勝にとってそれは、青天の霹靂であり、元の世界に帰れるのは嬉しい筈なのだが、戦争に負けるのが分かっており、しかもその後に核戦争で人類が滅びかけるという結末を迎える為、未来がわかっており素直に喜べない表情を浮かべる。
「……!?」
研究所の外では、虹色の聖杯から虹色の雲がもくもくと上がってきており、それをカヤック達が不思議そうに見つめている。
「勝! 来たか!」
ドレ老人は、長年の謎が解けたというような快活な表情を浮かべており、ここ半年でかなり老けて、いよいよ後先が長くないなと勝達は感じる。
「ドレさん! これは一体!?」
「おそらくだが、シルバードラゴンの血液がトリガーになった! この雲に飛び込めば、お前が住んでいた世界に戻れるはずだ!」
「えぇっ!?」
「ゼロが上空で待機しているから呼び寄せるぞ! 雲はもうそんなに長くはできないだろう! 聖杯もすぐに壊れる!」
「な!? いやだが……」
勝は、今の世界が居心地が良く感じており、せっかく仲良くなれたアレン達と離れ離れになりたくはないという心境に襲われる。
「勝……」
ジャギーは勝に近づき、じっと見つめながら不意にキスをして、「待ってくれてる人がいる元の世界に戻って」と、目に涙を浮かべながら口を開く。
「勝! 確かにさ、前の世界では悲惨な結末を辿ってたけどさ、勝が過去に戻って頑張れば、未来は変わるんじゃないか!?」
ヤックルは、本音は勝とは離れたくはないのだが、彼にとって本当に暮らすのはこの世界ではなく、元の世界だと思っている。
「そうだよ! 俺らだって本当は戦争に負けてたのだろうけど、お前のおかげで勝ったじゃないか! 元の世界でなんとかすればいいんじゃないか!?」
「そうよ! 家族がいるじゃない!」
アレンとマーラは目に涙を溜めながら、名残惜しそうに勝を見つめており、初めは変なやつだと思っていたが親友だと思っている勝とは離れたくはないと思っている。
『グルル……』
上空で待機していたゼロが降りてきて、勝の顔を舐めており、相棒がこれから一生会えなくなるのを心残りな表情を浮かべている。
「分かった、これから元の世界に戻るぞ。
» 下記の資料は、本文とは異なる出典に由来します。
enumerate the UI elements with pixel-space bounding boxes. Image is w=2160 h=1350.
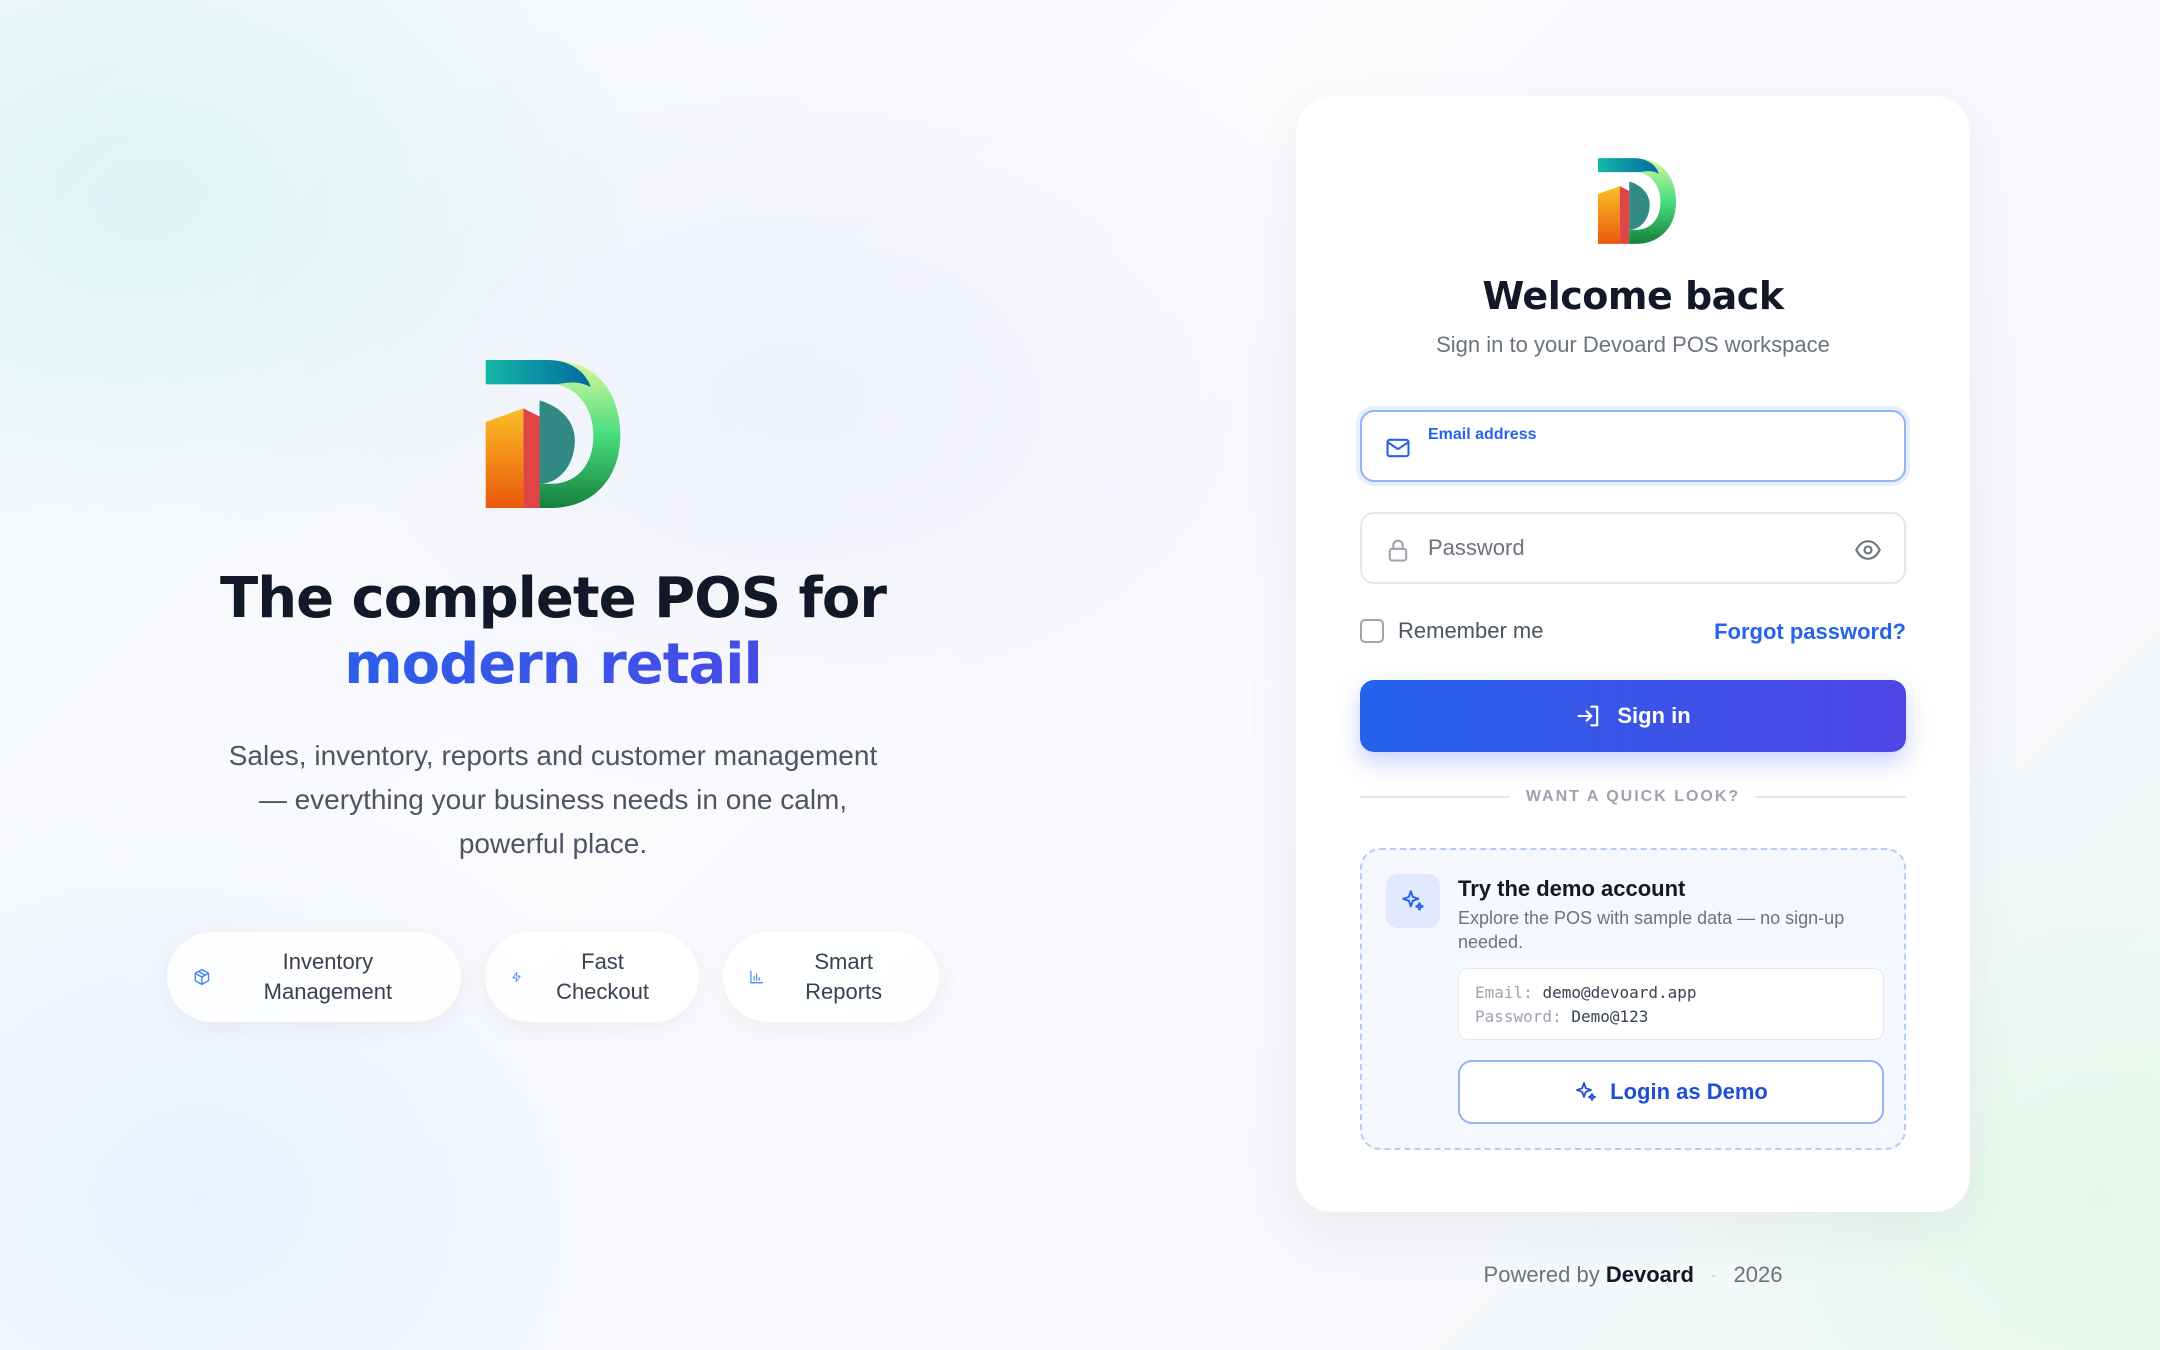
login-as-demo-button[interactable]: Login as Demo [1458, 1060, 1884, 1124]
forgot-password-link[interactable]: Forgot password? [1714, 619, 1906, 645]
brand-logo-icon [485, 360, 621, 508]
bar-chart-icon [750, 970, 764, 984]
footer-year: 2026 [1733, 1262, 1783, 1287]
demo-account-box: Try the demo account Explore the POS wit… [1360, 848, 1906, 1150]
sign-in-icon [1577, 705, 1599, 727]
hero-title: The complete POS for modern retail [220, 566, 887, 698]
bolt-icon [512, 971, 521, 983]
footer: Powered by Devoard · 2026 [1296, 1262, 1970, 1288]
login-as-demo-label: Login as Demo [1610, 1079, 1768, 1104]
remember-checkbox[interactable] [1360, 619, 1384, 643]
password-input[interactable] [1428, 514, 1828, 582]
box-icon [194, 968, 210, 986]
password-field[interactable] [1360, 512, 1906, 584]
remember-me[interactable]: Remember me [1360, 618, 1543, 644]
hero-title-accent: modern retail [220, 632, 886, 698]
demo-credentials: Email: demo@devoard.app Password: Demo@1… [1458, 968, 1884, 1040]
footer-separator: · [1710, 1262, 1718, 1287]
eye-icon[interactable] [1854, 536, 1882, 564]
feature-reports: Smart Reports [723, 932, 939, 1022]
feature-label: Inventory Management [263, 949, 393, 1004]
feature-pills: Inventory Management Fast Checkout Smart… [167, 932, 939, 1022]
quick-look-divider: WANT A QUICK LOOK? [1360, 788, 1907, 806]
footer-brand: Devoard [1605, 1262, 1694, 1287]
demo-email-key: Email: [1475, 983, 1533, 1002]
demo-email-value: demo@devoard.app [1542, 983, 1697, 1002]
demo-title: Try the demo account [1458, 876, 1686, 901]
sparkles-icon [1402, 890, 1424, 911]
login-subtitle: Sign in to your Devoard POS workspace [1436, 332, 1830, 357]
demo-password-row: Password: Demo@123 [1475, 1005, 1867, 1029]
demo-description: Explore the POS with sample data — no si… [1458, 908, 1845, 952]
divider-line [1756, 796, 1907, 798]
brand-logo-icon [1598, 158, 1676, 244]
feature-inventory: Inventory Management [167, 932, 461, 1022]
footer-powered-by: Powered by [1483, 1262, 1600, 1287]
sign-in-button[interactable]: Sign in [1360, 680, 1906, 752]
feature-label: Smart Reports [805, 949, 883, 1004]
email-input[interactable] [1428, 412, 1828, 480]
divider-text: WANT A QUICK LOOK? [1525, 788, 1741, 805]
demo-password-key: Password: [1475, 1007, 1562, 1026]
remember-label: Remember me [1398, 618, 1544, 643]
email-field[interactable]: Email address [1360, 410, 1906, 482]
login-title: Welcome back [1482, 274, 1784, 318]
demo-password-value: Demo@123 [1571, 1007, 1649, 1026]
mail-icon [1386, 438, 1410, 458]
divider-line [1360, 796, 1510, 798]
login-card: Welcome back Sign in to your Devoard POS… [1296, 96, 1970, 1212]
feature-checkout: Fast Checkout [485, 932, 699, 1022]
sign-in-label: Sign in [1617, 703, 1691, 728]
lock-icon [1388, 539, 1408, 562]
feature-label: Fast Checkout [556, 949, 650, 1004]
demo-badge [1386, 874, 1440, 928]
demo-email-row: Email: demo@devoard.app [1475, 981, 1867, 1005]
hero-title-line1: The complete POS for [220, 566, 887, 631]
hero-subtitle: Sales, inventory, reports and customer m… [228, 740, 878, 859]
sparkles-icon [1576, 1082, 1597, 1101]
hero-section: The complete POS for modern retail Sales… [150, 360, 956, 1022]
今までお世話になりました、それと……」
勝はゼロの体に手を伸ばして、鱗を一枚剥ぎ取り、ゼロの体を抱きしめて、「これは思い出として貰っていく」と言い、背中に乗る。
「勝! 私達のことを忘れないでね!」
「あぁ、一生忘れないからな!」
彼等の声援を背中にうけ、勝はゼロと共に上空に上がり、虹色の雲のそばに向かうと、雲の隙間からは、勝がいた基地が見える。
「ゼロ! またな!」
勝は勢いよくゼロから飛び降りて、虹色の雲の中へと飛び込むと、今までの歴史の事実が目まぐるしく移り変わり、そこで意識は消えた。